In the adjacent gallery, Smyth presented an exhibit on the tail of a commissioned project for the Adler Center for Nursing Excellence titled “Male and Female Torsos,” two sculptures cast in bronze that reflect the motif of this most recent exhibition.   

“I started my connection with Ramapo with the site-specific piece for the Nursing Center. The idea for a nursing school [came from] working in health and on the human body. Looking at them, they make a gateway,” Smyth said when asked about the inspiration for the pieces prominently on display next to the Nursing Center.

Within the Kresge Gallery there is a scale model of the statues as well, which serve as representational art of both the male and female torso pieces.

The idea for this exhibition came from the discovery of various rocks during a studio move, but the germ was imbedded much earlier when Smyth had forgotten about casually picking them up on the beach.

“I love the story but I also liked the form … I didn’t realize we all pick up stones,” he said. “It’s really human to do that. I had done it but not consciously. There were these certain shapes that were less interesting to me until later.”

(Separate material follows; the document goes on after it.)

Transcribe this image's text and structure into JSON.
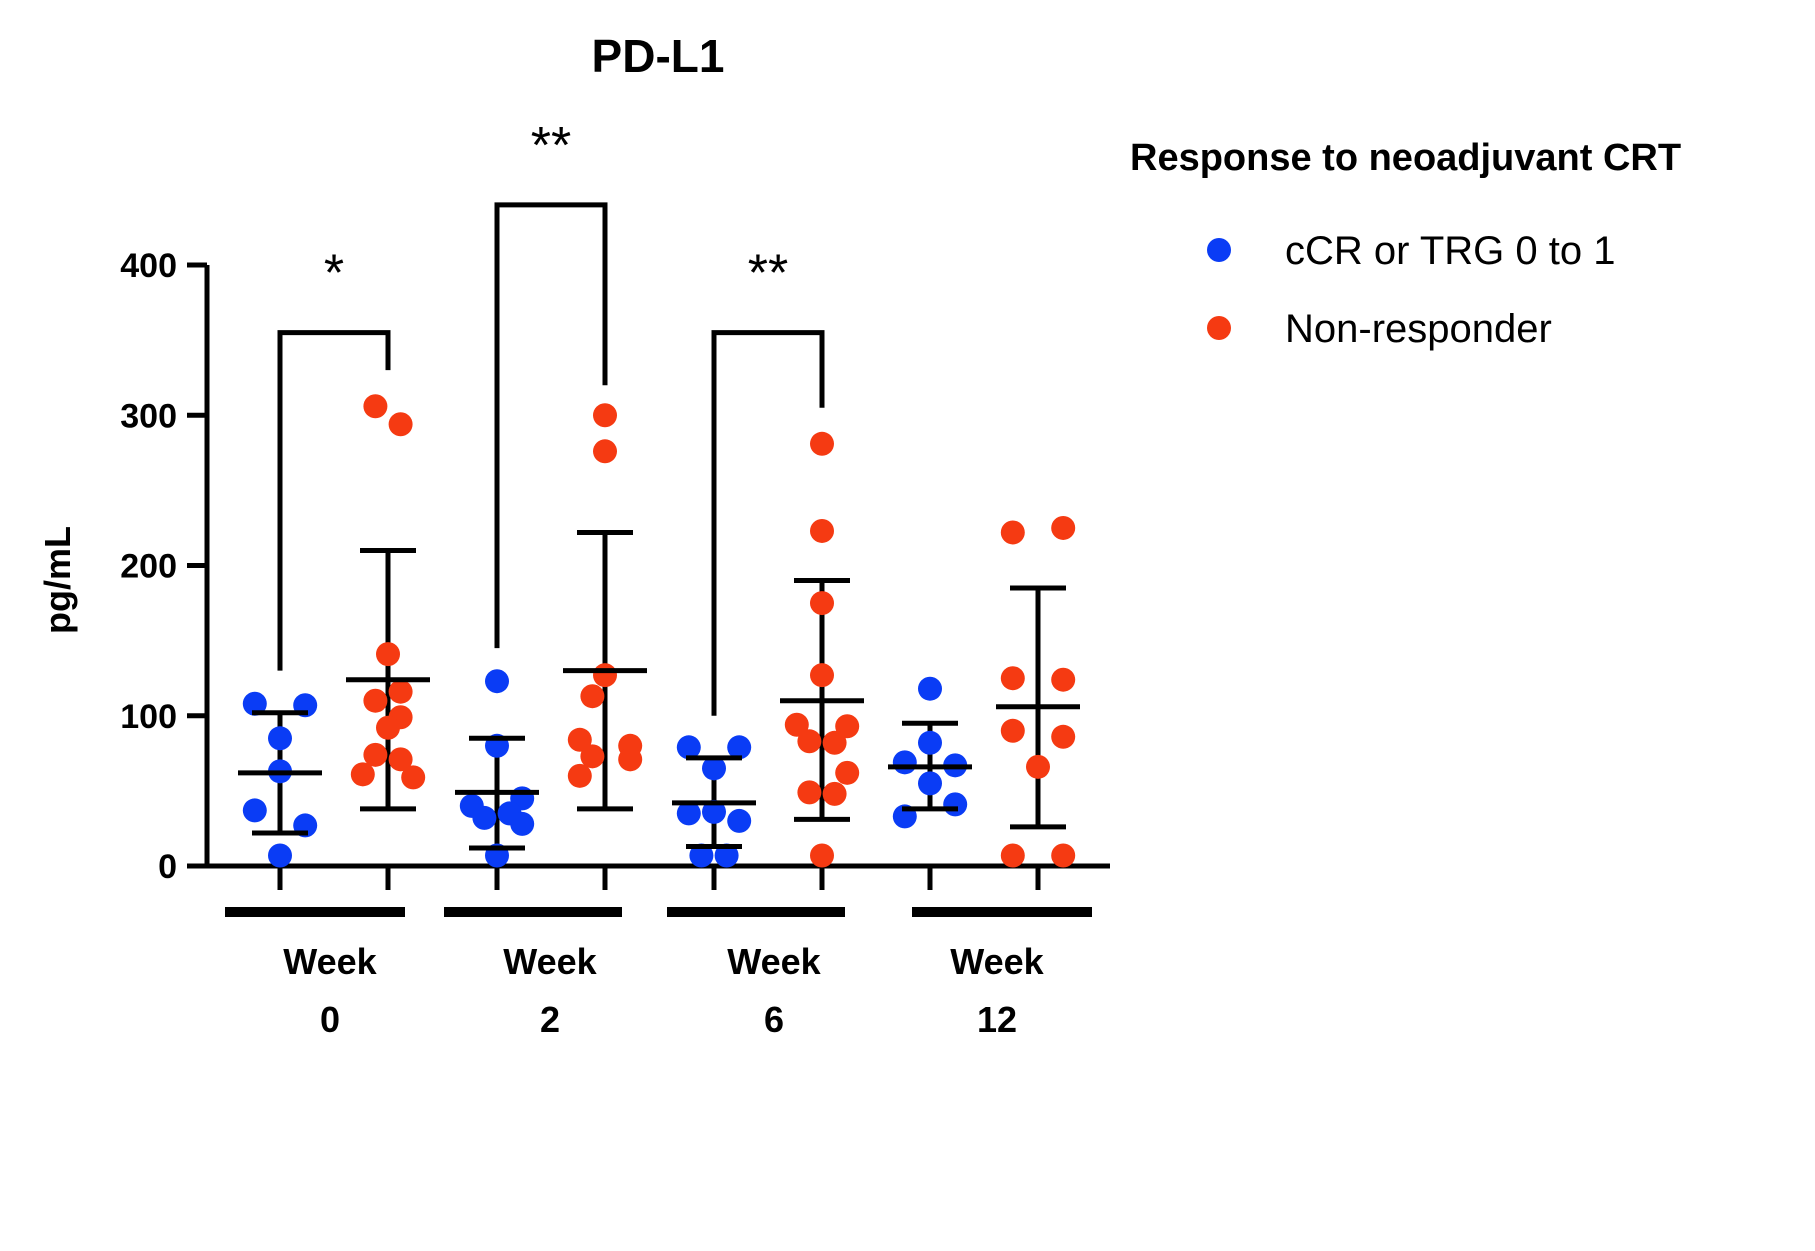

Multiple rows of stones flattened at the bottom are one of the central pieces of the gallery. Their flattened bottoms allow the stones to stand, making them works of art both individually and together as a larger work. On the walls of the exhibit are large photographed portraits of some of the stones. These photos bring out the complex texture, character and distinctiveness of each one.

CHiKA, like Smyth, will be contributing to the College by working with current visual arts students during the duration of the installment’s stay in Pascal Gallery.

Both galleries will be open until March 4, with weekly viewing availabilities taking place Tuesday, Thursday and Friday from 1 to 5 p.m. and Wednesday from 1 to 7 p.m.